How will this change affect network traffic and log file sizes?
It is very important not to underestimate the impact that a move to microservices will have on your operations teams. Microservices are considered to be ‘chatty’. This means that what used to be simple inter-process communication in a monolith, now requires the network (often HTTPS). With this increased communication comes a significant increase in both network traffic and logs.
If your operations team is not expecting these changes, they may get new and frequent alerts due to unusual spikes in traffic and increased log sizes. Be a good teammate and get involvement from your operations team early.
Do we have expertise in distributed tracing?
Distributed tracing is a method of monitoring services (particularly microservices) in distributed environments. This is not as necessary with the classic monolith structure since all processing between objects is done locally. Since microservices typically do not share the same process, they must use a centralized monitoring framework in order to aggregate logs and track down issues during runtime and in production.
If you choose to move to microservices, it is critical that your team understands the importance of distributed tracing and builds in this capability from the very beginning.
How do we approach a large structural change like this?
By now, it is probably clear to you that the decision to move to microservices should not be taken lightly. After weighing out all of the pros and cons, if you do decide to move forward with the transformation, where should you begin?
I would strongly discourage a ‘big bang’ transformation where you pick one date to deploy the entire new structure at once. Instead, the most common pattern people use is called the strangler pattern. This pattern is a way of migrating a system by replacing the new functionality incrementally.

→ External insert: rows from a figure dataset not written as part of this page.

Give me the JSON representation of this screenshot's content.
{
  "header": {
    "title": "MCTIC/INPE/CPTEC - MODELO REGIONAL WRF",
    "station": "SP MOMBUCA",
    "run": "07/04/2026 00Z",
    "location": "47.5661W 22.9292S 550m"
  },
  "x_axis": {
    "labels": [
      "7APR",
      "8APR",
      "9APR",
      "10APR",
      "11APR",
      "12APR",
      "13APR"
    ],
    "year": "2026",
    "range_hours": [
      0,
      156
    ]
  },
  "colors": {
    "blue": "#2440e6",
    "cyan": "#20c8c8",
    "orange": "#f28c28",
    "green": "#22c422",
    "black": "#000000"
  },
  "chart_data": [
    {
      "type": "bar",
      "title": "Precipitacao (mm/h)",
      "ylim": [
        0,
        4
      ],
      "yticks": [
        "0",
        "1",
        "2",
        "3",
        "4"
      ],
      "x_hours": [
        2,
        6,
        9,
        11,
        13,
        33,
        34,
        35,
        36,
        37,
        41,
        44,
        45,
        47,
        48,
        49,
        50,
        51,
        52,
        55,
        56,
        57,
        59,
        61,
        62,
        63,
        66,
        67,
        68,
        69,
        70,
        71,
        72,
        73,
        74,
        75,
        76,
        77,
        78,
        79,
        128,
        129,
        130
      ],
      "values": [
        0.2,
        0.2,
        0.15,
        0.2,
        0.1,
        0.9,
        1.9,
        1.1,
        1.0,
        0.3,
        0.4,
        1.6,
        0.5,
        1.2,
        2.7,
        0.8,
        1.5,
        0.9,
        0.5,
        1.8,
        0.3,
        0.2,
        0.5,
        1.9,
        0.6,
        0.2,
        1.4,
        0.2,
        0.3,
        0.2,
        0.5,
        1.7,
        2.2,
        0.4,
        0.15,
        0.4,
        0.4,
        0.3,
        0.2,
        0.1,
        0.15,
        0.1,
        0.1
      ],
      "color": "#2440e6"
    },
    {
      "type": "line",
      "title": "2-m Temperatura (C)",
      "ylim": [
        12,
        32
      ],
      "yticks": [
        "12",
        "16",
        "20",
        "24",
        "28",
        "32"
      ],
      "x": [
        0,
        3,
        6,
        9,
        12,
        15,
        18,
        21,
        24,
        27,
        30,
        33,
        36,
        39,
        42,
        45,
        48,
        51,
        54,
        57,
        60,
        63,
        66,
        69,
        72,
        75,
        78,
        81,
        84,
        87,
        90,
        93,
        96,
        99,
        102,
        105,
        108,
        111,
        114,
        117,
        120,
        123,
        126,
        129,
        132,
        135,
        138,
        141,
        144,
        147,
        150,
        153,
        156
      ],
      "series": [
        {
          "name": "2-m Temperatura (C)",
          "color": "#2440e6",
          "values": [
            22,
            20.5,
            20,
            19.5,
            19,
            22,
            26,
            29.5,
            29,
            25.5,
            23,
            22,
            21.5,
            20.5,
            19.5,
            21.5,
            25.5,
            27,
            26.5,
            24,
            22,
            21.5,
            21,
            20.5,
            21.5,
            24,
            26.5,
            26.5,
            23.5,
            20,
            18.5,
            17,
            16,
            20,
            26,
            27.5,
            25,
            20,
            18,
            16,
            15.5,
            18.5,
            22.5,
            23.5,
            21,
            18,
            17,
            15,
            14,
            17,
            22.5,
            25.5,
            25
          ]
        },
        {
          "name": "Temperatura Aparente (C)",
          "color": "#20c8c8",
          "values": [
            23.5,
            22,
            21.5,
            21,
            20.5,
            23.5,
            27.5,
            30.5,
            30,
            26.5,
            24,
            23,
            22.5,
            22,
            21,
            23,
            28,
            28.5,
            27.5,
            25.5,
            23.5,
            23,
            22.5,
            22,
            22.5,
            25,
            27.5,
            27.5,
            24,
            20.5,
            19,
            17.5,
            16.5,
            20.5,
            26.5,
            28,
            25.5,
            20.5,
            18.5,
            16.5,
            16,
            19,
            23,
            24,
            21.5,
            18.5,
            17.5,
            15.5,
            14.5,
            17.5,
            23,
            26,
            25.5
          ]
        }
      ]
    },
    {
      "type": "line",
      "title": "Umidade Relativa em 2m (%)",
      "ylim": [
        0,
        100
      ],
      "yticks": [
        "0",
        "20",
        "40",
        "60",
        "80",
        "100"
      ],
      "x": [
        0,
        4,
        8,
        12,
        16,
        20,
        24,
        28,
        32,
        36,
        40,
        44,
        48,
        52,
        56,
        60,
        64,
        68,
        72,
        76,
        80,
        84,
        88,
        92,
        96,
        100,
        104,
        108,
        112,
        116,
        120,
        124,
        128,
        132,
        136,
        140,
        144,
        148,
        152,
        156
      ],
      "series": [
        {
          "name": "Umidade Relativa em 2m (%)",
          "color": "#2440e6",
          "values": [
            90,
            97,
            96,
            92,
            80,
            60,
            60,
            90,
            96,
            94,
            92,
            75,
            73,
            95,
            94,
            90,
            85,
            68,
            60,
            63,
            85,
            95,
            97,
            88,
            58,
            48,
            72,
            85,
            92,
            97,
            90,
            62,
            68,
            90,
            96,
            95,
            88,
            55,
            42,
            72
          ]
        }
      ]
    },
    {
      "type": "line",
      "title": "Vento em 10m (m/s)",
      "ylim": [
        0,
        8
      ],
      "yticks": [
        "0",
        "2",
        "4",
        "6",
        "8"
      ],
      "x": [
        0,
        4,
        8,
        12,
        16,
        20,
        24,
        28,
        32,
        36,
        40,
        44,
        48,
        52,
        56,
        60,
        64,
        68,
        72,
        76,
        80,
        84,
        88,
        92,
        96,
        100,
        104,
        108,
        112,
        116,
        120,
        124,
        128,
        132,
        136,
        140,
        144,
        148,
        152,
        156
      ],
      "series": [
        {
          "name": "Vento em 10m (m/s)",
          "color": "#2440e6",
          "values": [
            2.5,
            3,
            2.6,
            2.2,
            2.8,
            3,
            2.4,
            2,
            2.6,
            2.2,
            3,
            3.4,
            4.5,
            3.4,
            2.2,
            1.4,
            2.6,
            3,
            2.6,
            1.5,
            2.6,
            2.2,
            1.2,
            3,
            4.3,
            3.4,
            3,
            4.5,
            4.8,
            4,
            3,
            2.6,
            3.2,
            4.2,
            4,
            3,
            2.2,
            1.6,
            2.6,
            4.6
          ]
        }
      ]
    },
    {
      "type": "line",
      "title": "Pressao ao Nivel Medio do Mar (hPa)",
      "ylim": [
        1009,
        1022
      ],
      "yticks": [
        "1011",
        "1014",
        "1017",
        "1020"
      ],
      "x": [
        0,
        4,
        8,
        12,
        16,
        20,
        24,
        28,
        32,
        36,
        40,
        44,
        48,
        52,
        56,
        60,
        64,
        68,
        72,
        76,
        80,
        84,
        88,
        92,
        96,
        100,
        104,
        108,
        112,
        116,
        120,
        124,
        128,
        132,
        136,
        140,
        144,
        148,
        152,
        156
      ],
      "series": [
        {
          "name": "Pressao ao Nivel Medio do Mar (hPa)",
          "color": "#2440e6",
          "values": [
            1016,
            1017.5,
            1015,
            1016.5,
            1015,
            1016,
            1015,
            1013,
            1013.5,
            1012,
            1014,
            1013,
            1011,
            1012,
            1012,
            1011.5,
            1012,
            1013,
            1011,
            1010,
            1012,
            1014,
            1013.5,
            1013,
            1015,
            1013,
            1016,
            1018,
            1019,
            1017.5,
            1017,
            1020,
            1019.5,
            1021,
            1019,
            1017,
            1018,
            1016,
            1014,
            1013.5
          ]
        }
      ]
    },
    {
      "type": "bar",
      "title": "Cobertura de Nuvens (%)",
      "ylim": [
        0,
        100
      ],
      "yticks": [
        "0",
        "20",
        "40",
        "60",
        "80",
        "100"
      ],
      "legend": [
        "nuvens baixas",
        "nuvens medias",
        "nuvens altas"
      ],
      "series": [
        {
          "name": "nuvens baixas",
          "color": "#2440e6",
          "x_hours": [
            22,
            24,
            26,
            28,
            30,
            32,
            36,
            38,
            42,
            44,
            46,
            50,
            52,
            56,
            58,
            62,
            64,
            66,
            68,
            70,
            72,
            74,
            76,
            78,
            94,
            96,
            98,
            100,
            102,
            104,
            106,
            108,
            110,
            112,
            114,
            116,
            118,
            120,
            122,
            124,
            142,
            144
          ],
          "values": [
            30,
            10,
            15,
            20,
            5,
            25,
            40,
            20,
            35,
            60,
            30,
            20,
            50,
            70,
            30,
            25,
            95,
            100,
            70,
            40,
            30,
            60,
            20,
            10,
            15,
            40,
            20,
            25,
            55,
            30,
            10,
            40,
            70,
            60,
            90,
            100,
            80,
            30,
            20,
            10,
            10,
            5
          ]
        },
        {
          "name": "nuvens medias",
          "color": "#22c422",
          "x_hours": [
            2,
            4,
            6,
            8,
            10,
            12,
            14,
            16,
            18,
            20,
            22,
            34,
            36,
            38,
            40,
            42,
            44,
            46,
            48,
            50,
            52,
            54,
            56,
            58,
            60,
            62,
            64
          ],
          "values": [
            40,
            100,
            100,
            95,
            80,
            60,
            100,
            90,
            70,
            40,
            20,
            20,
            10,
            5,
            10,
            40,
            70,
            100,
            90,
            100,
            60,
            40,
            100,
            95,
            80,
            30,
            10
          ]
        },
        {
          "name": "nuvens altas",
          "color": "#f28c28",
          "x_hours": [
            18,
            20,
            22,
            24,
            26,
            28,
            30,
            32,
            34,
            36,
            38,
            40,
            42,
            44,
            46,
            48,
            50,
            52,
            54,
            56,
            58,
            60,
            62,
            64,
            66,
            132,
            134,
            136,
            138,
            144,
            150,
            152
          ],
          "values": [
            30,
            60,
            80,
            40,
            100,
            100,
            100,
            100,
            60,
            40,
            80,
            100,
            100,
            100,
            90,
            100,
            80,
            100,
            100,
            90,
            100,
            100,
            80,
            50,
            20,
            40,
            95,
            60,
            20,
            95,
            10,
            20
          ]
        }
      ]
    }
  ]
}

Keep your monolith in place while you create a microservice for one piece of the functionality. Then use something like NGINX to route traffic for just that microservice and ensure that it works as expected. Repeat this until you have completely replaced all of the monolith’s functionality with microservices. Then remove the monolith.
How will we handle version control?
With the classic monolith approach, we were lucky that our release version almost always matched the current version of our code. So, if the code we had running in production was Version 1.5.7, then we could say that our service, in general, was also Version 1.5.7.
This is very different in a microservices environment. Each microservice has its own version that increments independently from others. So, the actual current version of the service is simply a label that describes all of the microservice versions that make up the service at that point in time. This makes it very difficult to go back in time to a previous version. Your team should become very familiar with the nuances of orchestrating all of these services.
Are we prepared to take on a change of this magnitude?
Going from monoliths to microservices is rarely an easy task. There will be a very large learning curve for your engineering teams and it is not always easy to spot when your team is experiencing burnout. You should not ignore the human impact of this decision. If you are already fighting unreasonable deadlines or if the benefits to your organization do not outweigh the level of effort, you should consider keeping your existing architecture.
In summary
To help summarize this article, here is a list of things to consider when deciding if you should move to microservices.
- Have a reason to move to microservices (team size, scaling, resiliency, etc.);
- Have a plan for monitoring, telemetry, and distributed tracing;
- Move incrementally using the strangler pattern rather than all at once;
- Prepare for a lot of complexity in relation to versioning;
- Staff appropriately and monitor employee health.
Remember, microservices can have many benefits to your organization – just be sure not to underestimate the time, effort, and money involved.